Assuming you will use minimax or MCTS, you will need the following:
- Class
CellGame
implementingHeuristicGame
for minimax, orAbstractGame
for MCTS (can be found in minimax_templates.py). - In the
actions
method, you should return only selection from all possible actions to reduce effective branching factor. - If you are using minimax, you will need to invent an evaluation function.
- If you are using MCTS, you will need a base strategy to be used for simulations, i.e. rollouts. You could use a strategy that plays randomly, or the strategy played by one of the existing agents, or could invent your own strategy for this purpose. Note that playout simulation is really expensive operation, so you will need to find some way how to deal with that or you can just use minimax.
Before you start implementing you should check documentation.
Command | Purpose |
---|---|
Enter/Spacebar/mouse-click | Show next move. |
F/+ | Turn on/speed up game animation. |
S/- | Turn on/slow down game animation. |
P | Turn off animation. |
Escape | Exit the visualization. |
Note that since you need to make transfer from many cells, game-play of this game is not really comfortable.

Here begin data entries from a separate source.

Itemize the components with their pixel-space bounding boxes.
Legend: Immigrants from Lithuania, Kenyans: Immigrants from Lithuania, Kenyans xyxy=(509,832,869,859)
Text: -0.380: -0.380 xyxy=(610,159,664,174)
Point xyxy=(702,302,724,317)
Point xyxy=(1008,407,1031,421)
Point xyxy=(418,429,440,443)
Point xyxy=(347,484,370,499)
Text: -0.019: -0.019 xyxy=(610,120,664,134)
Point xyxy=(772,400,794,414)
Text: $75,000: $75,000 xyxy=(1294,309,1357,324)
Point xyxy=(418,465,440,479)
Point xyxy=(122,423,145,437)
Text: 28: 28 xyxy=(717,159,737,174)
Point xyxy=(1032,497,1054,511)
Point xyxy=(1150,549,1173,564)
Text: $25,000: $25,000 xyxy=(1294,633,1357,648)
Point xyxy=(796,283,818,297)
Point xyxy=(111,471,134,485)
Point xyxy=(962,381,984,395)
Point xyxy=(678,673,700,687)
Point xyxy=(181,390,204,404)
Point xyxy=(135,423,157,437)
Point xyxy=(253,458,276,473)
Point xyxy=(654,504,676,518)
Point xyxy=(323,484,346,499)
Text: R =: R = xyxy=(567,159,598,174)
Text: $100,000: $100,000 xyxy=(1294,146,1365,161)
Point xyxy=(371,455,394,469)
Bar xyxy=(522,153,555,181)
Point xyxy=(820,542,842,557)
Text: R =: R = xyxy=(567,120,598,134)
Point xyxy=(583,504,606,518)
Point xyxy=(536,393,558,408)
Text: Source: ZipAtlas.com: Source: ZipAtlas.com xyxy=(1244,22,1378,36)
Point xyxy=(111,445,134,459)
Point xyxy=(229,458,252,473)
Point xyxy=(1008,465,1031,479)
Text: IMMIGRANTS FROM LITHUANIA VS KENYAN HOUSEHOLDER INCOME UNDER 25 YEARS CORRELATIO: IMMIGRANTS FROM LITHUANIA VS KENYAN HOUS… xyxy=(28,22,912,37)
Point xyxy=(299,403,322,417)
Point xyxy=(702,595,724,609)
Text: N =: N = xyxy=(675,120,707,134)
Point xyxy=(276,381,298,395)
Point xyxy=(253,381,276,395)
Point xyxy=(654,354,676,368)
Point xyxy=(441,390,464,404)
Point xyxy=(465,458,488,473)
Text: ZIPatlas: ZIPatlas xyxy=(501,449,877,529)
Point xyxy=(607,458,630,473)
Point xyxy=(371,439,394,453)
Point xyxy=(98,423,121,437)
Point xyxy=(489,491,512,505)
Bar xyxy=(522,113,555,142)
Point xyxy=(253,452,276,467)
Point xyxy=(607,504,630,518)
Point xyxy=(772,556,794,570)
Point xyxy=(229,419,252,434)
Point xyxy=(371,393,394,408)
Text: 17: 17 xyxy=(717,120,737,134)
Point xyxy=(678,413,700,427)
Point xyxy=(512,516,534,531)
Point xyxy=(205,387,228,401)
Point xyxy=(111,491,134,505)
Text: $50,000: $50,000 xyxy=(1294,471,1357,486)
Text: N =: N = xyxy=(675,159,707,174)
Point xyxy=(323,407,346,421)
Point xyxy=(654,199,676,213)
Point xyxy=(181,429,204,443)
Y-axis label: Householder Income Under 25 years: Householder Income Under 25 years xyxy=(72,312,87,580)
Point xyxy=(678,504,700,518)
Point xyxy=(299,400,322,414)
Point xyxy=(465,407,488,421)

To create transfer you need to select two cells by left-click. After selecting the first one it changes color and you can modify this selection by right-click or cancel it by Escape.
Once you select two cells you need to specify transferred mass by typing the number. By pressing Enter you confirm the transfer, Escape cancels it and Backspace erase last digit of the specified mass.
Once you create transfer you can modify it by left-click or delete it by right-click. After you create all desired transfers you can end your turn by pressing Enter.
You are expected to submit two files. First, minimax.py with your implementation of Minimax algorithm or mcts.py with your implementation of Monte-Carlo tree search algorithm. Second, a file containing your agent class playing Cells game.
The first set of tests examines your minimax/mcts implementation by playing games trivial, tictactoe, and connect_four. In each test, your algorithm will be playing a number of games as the first player and as the second player. You are expected to beat the opponent a sufficient number of times and to pass a time limit set in recodex. The exact limits are in the following table.
game | simulations | minimax setting | mcts setting | opponet | 1st min. wins | 1st max. loses | 2nd min. wins | 2nd max. loses |
---|---|---|---|---|---|---|---|---|
trivial | 100 | minimax:0 | mcts:200/random | random | 60 | 0 | 60 | 0 |
tictactoe | 100 | minimax:0 | mcts:200/basic | basic | 75 | 2 | 15 | 5 |
connect_four | 50 | minimax:4 | mcts:200/heuristic | heuristic | 40 | 8 | 40 | 8 |
The second test plays 50 rounds of Cells game against one of the provided agents. The timelimit is 10 minutes. There is a limit on the number of turns the game may last, if the limit is exceeded, the game ends in a draw. Based on the performance of your agent, you earn a score = wins - loses/2. The score determines the number of points you earn in recodex. The minimal score to earn 1 point is 9, for a score of 15 and more, you receive the full points. The parameters of the game are "-c 10 20 --swap --seed=HIDDEN -m=100 -s=50".